To compute the standard error around that estimate, you need to define the book-level variate on the same scale as $r$, which will probably have to be the inverse number of books per person for the person that the book is identified with (i.e., $r_i=1$ for one Alice's book, $r_i=0.5$ for the two Bob's books, and $r_i=0.25$ for the four Charlie's books).
They all are, however, underestimates of how many books a person has. A better estimate would inflate these per-person estimates by the inverse of the sampling rates. If you sampled at the rate of $7/15$, you cannot realistically expect to get every book a person has, but you can expect to get $7/15$ of all of their books. Hence a better ratio estimate of the number of books per person is $\tilde r^{-1} = n/k \cdot N/n = N/k$. Then the estimate of the population total number of people is $\tilde K=N \cdot \tilde r=N \cdot k/N=k$, which is not satisfactory as it is clearly only a lower bound (there may be some people who did not make it to the sample, like Daisy).
If you were to know the true number of books per person (that Alice has 5, Bob has 2, and Charlie has 7),  then you could form your estimator of the population number of people as follows. Among the three sampled people, the inverse of the average number of books is $\breve r^{-1}=(5+2+7)/3=14/3$. The known people are known to have $\breve N=14$ books out of $N=15$ in the population, so there is $N-\breve N=1$ book(s) left. At the known rate of book ownership, these remaining book(s) can be estimated to contribute $(N-\breve N)r = 1\cdot 3/14=3/14$ persons, for a total of $k+(N-\breve N)r=3 3/14$ persons.
There is a further room for improvement on this, of course (provided that you know the true number of books). Take the remainder of the population of books $N-\breve N$, and entertain the possible ways of allocating it into persons, i.e., one-book persons, two-book persons, etc.

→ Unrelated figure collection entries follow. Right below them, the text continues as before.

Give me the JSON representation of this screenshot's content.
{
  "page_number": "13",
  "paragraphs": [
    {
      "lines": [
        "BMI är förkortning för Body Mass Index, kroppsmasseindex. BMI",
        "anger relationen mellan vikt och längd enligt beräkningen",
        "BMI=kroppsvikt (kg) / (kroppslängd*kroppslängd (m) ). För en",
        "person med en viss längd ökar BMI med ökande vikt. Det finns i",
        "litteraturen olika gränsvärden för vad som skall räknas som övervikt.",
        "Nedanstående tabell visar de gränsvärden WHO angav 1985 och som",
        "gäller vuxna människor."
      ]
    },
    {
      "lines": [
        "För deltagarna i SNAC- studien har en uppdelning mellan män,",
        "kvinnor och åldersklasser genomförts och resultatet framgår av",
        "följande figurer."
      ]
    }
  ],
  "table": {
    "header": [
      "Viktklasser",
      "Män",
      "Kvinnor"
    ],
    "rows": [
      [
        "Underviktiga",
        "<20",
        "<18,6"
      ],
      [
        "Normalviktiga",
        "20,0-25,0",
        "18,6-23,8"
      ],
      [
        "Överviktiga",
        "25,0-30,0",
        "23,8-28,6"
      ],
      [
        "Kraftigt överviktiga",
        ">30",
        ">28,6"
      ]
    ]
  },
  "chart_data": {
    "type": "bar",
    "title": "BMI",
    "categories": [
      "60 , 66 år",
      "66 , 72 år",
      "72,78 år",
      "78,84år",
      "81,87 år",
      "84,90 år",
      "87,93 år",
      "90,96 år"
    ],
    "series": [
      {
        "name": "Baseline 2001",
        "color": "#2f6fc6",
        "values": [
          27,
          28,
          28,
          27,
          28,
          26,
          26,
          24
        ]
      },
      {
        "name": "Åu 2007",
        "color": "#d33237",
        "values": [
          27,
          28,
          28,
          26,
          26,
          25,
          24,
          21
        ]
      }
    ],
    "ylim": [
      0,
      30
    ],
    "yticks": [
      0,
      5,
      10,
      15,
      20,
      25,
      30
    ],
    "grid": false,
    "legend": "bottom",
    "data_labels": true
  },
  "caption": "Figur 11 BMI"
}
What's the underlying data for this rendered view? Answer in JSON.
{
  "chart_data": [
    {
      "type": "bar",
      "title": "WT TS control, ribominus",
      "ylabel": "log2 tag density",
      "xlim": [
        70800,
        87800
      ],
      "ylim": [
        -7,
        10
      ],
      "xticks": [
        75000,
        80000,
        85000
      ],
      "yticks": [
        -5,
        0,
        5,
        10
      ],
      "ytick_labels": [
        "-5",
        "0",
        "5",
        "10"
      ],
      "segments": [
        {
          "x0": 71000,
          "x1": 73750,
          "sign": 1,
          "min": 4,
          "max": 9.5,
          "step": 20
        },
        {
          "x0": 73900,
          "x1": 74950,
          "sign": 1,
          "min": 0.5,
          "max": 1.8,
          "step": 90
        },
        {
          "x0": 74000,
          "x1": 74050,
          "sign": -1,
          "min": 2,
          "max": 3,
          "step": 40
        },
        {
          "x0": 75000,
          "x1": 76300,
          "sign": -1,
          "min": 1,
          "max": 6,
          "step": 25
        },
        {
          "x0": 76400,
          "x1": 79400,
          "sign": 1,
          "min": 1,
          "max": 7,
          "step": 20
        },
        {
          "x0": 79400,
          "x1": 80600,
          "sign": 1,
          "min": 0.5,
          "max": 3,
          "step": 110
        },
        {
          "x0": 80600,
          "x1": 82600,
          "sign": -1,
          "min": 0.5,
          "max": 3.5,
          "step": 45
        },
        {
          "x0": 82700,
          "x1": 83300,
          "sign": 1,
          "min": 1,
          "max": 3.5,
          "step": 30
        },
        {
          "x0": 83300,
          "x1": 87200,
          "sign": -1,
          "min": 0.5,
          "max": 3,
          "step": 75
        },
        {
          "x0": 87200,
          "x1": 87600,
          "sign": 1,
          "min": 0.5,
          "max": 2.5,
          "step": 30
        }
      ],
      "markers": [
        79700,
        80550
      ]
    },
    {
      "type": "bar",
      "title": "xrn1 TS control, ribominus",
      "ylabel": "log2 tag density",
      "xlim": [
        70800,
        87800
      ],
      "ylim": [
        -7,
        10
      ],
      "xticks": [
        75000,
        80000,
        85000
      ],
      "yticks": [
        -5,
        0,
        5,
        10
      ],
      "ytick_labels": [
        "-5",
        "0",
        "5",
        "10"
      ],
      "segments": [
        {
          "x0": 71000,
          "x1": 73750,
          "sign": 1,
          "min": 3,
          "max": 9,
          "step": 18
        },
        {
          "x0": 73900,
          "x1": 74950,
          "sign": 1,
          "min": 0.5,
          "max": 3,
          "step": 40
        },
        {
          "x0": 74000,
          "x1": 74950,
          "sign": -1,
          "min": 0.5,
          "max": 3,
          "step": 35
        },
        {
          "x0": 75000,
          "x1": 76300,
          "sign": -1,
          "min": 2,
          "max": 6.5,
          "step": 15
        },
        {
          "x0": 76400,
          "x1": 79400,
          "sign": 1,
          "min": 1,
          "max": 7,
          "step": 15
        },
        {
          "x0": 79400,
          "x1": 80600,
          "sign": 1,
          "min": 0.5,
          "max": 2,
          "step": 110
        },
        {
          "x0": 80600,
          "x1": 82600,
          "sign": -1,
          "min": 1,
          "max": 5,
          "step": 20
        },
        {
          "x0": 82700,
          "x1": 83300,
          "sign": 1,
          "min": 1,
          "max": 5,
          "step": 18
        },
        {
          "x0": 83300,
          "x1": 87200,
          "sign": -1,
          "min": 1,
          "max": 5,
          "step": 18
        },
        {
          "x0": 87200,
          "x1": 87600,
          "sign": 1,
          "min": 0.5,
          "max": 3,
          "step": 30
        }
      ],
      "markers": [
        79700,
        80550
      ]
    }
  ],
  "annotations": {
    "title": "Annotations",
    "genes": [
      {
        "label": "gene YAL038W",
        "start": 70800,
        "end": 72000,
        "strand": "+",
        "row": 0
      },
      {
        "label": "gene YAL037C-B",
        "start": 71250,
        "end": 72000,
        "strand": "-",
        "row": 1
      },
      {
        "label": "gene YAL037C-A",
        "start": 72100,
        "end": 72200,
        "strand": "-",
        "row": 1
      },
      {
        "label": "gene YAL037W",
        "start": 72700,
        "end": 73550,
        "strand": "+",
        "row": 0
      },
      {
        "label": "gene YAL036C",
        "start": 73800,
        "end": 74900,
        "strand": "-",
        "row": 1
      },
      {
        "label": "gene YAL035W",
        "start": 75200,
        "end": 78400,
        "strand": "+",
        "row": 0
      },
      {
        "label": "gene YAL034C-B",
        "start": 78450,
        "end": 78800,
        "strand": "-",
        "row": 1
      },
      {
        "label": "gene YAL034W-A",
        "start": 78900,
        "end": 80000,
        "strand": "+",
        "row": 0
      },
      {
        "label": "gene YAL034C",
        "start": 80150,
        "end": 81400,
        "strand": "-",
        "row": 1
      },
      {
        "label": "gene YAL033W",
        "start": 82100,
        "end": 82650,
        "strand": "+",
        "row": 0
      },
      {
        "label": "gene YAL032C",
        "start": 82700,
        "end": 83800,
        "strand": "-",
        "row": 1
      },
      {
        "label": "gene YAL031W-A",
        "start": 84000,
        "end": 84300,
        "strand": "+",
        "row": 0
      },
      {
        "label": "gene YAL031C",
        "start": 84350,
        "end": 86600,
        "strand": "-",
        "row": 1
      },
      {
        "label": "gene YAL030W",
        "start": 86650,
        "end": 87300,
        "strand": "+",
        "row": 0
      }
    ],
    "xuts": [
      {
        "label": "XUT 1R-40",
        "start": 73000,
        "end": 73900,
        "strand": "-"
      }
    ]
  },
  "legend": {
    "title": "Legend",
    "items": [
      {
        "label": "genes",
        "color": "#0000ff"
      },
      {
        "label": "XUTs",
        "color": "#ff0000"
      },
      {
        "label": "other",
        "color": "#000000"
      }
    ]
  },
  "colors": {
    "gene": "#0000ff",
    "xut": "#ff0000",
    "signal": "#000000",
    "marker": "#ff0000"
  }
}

Then you can maximize the joint likelihood of having observed the people that are in the sample and those who are not in the sample, and obtain the most accurate estimate of the number of people in the population. In the above example, you would trivially conclude that there must be exactly one person left out of the sample, as there is only one book left unaccounted for. If you had two books unaccounted for, you could decide to either split them to two one-book persons, or keep them together as a one two-book person; putting these into the multinomial probability calculation would tell you which of these two alternatives is more likely. If you had three books unaccounted for, you could have one person with three books, two persons with 1 and 2 books, or three persons one book each. Etc. For a person $j$ with $b_j$ books, the probability of not making into the sample is ${b_j \choose 0} {N-b_j \choose n}/{N \choose n}$, and the probability of being in the sample is the complement of that. The sample likelihood is then the complement of the probability of not being in the sample for those who made it to the sample (for Alice, Bob and Charlie: $1-{b_A + b_B + b_C \choose 0}{\sum b_j\choose n}/{N \choose n}$ times the probabilities for those who did not make it, ${\sum_j b_j \choose 0}{b_A + b_B + b_C \choose n}/{N \choose n}$, and this is maximized over the arrangements such that $\sum_j b_j + b_A + b_B + b_C = N, b_j \in \mathbf{N}$. This is basically saying that if you have a lot of books, you are more likely to make it to the sample. You need a discrete maximization algorithm (branch and bound?) to solve this. Once again, this relies heavily on your ability to figure out from a book how many other books that its owner have;  this may be a tall order depending on your actual application.
So this is not a terminology question at all, this is a rather serious methodological question.